The timestamp server is a separate trusted entity that signs the signature asserting the date and time. It's not just metadata, it's effectively a separate signature.

Checking at install time is effectively useless. The whole point of running signed code is that you can't just load some rootkit. Secure Boot only loads a signed bootloader which only loads a signed kernel which only loads signed kernel modules. You can't do what you're suggesting without fundamentally breaking this chain of trust. What's to stop a rootkit from just spoofing that it was installed months ago?

CRLs are pretty difficult to scale resiliently, though, for a number of applications. Same problem that led to OCSP stapling after OCSP became a thing. With CRLs you can at least take advantage of a CDN of some kind, but there are tradeoffs with your ability to operate a CRL securely doing that, too.

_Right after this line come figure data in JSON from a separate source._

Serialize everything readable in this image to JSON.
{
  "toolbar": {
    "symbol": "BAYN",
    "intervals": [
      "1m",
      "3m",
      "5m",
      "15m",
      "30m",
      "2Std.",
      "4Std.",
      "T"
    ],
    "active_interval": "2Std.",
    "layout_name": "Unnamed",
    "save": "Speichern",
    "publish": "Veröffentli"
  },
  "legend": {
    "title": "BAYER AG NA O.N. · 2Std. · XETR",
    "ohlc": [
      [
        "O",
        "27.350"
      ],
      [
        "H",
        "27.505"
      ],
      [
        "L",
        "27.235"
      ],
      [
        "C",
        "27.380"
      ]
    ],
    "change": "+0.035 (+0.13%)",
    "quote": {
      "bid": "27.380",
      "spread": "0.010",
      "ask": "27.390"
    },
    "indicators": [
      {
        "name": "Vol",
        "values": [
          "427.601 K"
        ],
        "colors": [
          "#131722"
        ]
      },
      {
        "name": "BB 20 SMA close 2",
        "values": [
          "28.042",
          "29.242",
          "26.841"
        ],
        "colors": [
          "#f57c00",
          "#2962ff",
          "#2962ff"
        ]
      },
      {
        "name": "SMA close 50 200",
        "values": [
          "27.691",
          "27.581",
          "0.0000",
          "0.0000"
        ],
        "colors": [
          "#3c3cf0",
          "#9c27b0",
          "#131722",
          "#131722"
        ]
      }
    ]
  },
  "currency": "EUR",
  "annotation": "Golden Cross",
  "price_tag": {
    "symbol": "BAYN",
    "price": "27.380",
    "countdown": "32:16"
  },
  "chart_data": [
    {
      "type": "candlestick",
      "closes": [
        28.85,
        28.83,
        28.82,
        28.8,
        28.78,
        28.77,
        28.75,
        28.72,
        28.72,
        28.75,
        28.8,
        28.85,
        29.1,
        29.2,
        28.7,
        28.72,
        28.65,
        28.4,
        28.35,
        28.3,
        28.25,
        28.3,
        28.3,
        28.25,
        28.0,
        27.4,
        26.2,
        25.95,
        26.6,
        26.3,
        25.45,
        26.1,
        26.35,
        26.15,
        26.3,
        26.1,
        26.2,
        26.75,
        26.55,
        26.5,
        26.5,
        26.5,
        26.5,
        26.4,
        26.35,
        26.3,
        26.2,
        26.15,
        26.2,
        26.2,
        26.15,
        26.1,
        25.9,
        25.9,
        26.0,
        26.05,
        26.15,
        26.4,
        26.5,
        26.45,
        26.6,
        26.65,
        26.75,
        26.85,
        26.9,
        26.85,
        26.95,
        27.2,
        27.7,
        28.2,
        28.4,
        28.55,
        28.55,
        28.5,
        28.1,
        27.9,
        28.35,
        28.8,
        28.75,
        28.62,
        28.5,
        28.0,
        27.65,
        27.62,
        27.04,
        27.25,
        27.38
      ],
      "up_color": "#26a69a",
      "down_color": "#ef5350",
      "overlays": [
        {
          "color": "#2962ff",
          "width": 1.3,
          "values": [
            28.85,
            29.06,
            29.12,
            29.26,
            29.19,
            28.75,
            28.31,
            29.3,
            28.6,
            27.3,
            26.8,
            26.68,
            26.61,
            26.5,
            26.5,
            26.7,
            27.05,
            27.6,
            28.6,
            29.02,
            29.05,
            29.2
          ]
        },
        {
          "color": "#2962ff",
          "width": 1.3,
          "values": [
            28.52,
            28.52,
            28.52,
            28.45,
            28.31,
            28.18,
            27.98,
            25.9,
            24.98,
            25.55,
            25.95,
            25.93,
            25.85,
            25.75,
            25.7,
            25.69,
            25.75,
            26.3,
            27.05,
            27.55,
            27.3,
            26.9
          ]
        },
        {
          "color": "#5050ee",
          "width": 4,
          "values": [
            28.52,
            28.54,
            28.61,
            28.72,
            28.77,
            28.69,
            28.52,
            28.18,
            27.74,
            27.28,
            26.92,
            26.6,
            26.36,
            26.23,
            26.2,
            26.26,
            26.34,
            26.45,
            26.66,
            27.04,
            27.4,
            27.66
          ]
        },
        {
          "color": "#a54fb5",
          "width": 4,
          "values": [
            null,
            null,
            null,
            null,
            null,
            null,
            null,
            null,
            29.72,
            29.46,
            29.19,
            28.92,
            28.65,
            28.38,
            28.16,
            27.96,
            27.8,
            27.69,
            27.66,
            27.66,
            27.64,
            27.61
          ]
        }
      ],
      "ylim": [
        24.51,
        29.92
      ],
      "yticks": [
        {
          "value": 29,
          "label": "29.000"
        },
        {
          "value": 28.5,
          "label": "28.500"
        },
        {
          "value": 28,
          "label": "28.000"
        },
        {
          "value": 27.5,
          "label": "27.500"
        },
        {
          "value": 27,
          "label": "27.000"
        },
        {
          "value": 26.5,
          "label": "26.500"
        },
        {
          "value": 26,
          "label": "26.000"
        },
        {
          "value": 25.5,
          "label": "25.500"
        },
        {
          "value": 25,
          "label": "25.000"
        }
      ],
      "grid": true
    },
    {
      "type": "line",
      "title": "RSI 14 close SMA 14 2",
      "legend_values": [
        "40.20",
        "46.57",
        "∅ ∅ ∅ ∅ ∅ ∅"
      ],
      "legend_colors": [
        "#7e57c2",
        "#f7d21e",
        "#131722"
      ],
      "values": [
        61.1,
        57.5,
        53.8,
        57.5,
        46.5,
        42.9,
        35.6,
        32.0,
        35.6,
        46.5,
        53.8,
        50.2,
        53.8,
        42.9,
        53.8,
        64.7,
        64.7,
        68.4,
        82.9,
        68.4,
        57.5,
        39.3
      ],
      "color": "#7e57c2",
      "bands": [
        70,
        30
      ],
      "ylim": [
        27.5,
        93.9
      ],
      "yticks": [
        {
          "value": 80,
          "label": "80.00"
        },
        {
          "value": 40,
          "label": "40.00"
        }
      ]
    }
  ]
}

CRL in the driver install flow implies being online (at some point) to install drivers too. As we move into the future it’s hard to imagine not having Internet access, but we also don’t design Windows. It’s definitely a case they’ve considered, though I did see mention of a timestamp server in this thread (I don’t know much about Windows signing, just X.509 PKI in general).

> There's no reason to re-verify the signature every time the driver is used.

I was replying to this part of your comment. It does seem worthwhile to validate the signature of the driver every time the driver is used if that check would reveal when a certificate has been revoked for having been compromised.

Agreed that the expiration time is not particularly useful for this purpose.